The transcritical CO2 direct cooling technology was used for the first time in the indoor venues of the 2022 Beijing Winter Olympic Games. The technology has a series of advantages, such as compact structure, uniform ice temperature, energy saving and environmental protection. In order to further reduce the power consumption and improve the performance, two-stage compression and low-pressure ejector direct cooling ice making system (TCLES) and two-stage compression and intermediate-pressure ejector direct cooling ice making system (TCIES) are studied. The performance of the systems is simulated by constructing a one-dimensional thermodynamic model. The impacts of the gas cooler pressure, gas cooler outlet temperature, evaporation temperature and intermediate pressure on these systems are considered.
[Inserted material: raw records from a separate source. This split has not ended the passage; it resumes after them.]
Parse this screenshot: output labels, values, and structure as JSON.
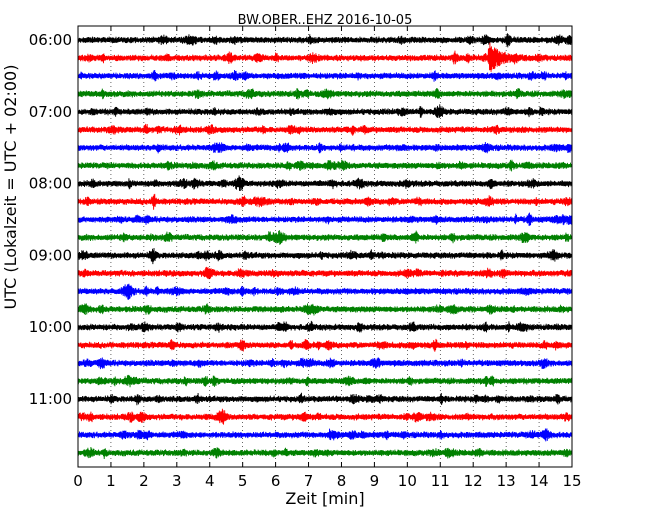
{
  "chart_data": {
    "type": "line",
    "title": "BW.OBER..EHZ 2016-10-05",
    "xlabel": "Zeit  [min]",
    "ylabel": "UTC (Lokalzeit = UTC + 02:00)",
    "xlim": [
      0,
      15
    ],
    "x_ticks": [
      "0",
      "1",
      "2",
      "3",
      "4",
      "5",
      "6",
      "7",
      "8",
      "9",
      "10",
      "11",
      "12",
      "13",
      "14",
      "15"
    ],
    "y_ticks": [
      "06:00",
      "07:00",
      "08:00",
      "09:00",
      "10:00",
      "11:00"
    ],
    "grid": "vertical dotted",
    "trace_interval_minutes": 15,
    "trace_colors": [
      "#000000",
      "#ff0000",
      "#0000ff",
      "#008000"
    ],
    "traces": [
      {
        "start": "06:00",
        "color": "#000000"
      },
      {
        "start": "06:15",
        "color": "#ff0000",
        "events": [
          {
            "minute": 12.6,
            "amplitude": 3.5
          }
        ]
      },
      {
        "start": "06:30",
        "color": "#0000ff"
      },
      {
        "start": "06:45",
        "color": "#008000"
      },
      {
        "start": "07:00",
        "color": "#000000"
      },
      {
        "start": "07:15",
        "color": "#ff0000"
      },
      {
        "start": "07:30",
        "color": "#0000ff"
      },
      {
        "start": "07:45",
        "color": "#008000"
      },
      {
        "start": "08:00",
        "color": "#000000"
      },
      {
        "start": "08:15",
        "color": "#ff0000"
      },
      {
        "start": "08:30",
        "color": "#0000ff"
      },
      {
        "start": "08:45",
        "color": "#008000"
      },
      {
        "start": "09:00",
        "color": "#000000"
      },
      {
        "start": "09:15",
        "color": "#ff0000"
      },
      {
        "start": "09:30",
        "color": "#0000ff"
      },
      {
        "start": "09:45",
        "color": "#008000"
      },
      {
        "start": "10:00",
        "color": "#000000"
      },
      {
        "start": "10:15",
        "color": "#ff0000"
      },
      {
        "start": "10:30",
        "color": "#0000ff"
      },
      {
        "start": "10:45",
        "color": "#008000"
      },
      {
        "start": "11:00",
        "color": "#000000"
      },
      {
        "start": "11:15",
        "color": "#ff0000"
      },
      {
        "start": "11:30",
        "color": "#0000ff"
      },
      {
        "start": "11:45",
        "color": "#008000"
      }
    ]
  }
}
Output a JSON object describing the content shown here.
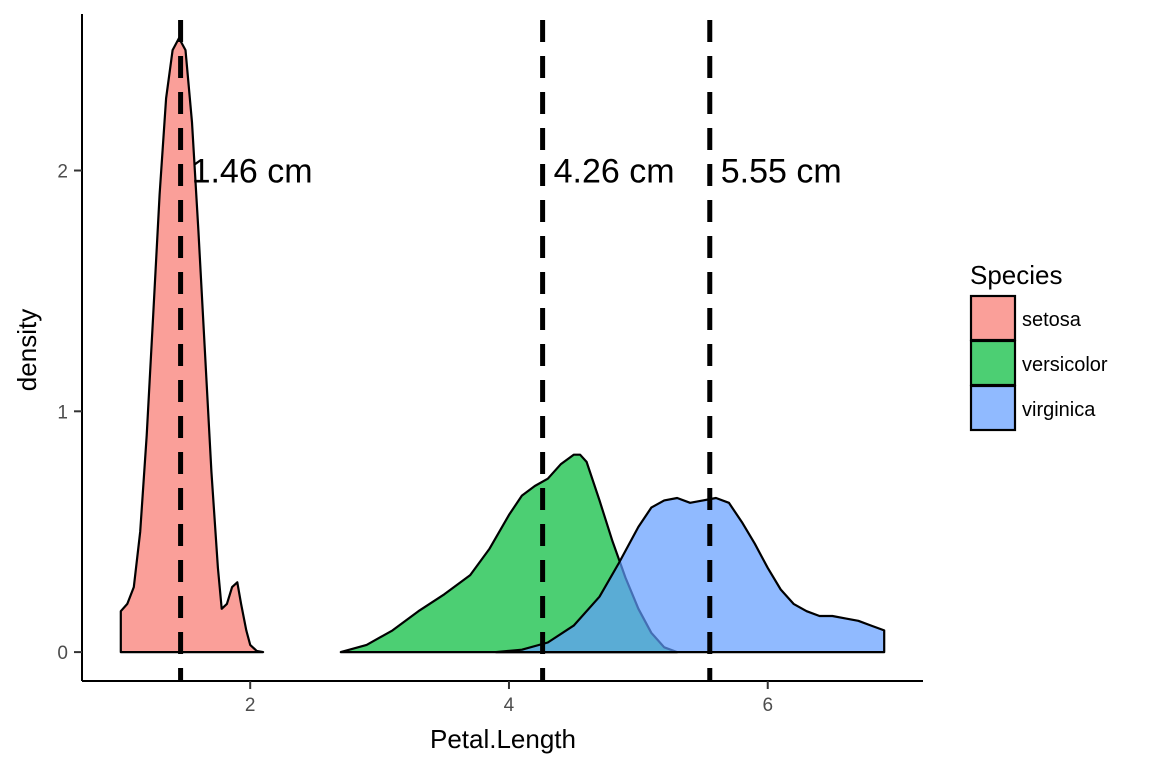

It is showed that TCLES and TCIES have their own advantages when the system is without and with heat recovery, and found that two-stage compression improves the system performance more than the ejector when only the cooling performance is considered. On this basis, conventional exergy and advanced exergy analysis of both systems are carried out. Advanced exergy analysis shows that exergy destruction can be avoided mainly in low-pressure and high-pressure compressors of both systems. Besides, the influence of gas cooler pressure on exergy destruction characteristics is discussed. When controlling the gas cooler pressure at 9.0 MPa, the avoidable endogenous exergy destruction of compressors and ejector is reduced by a maximum of 4.14% and 13.92% for TCLES and reduced by a maximum of 16.15% and 28.04% for TCIES.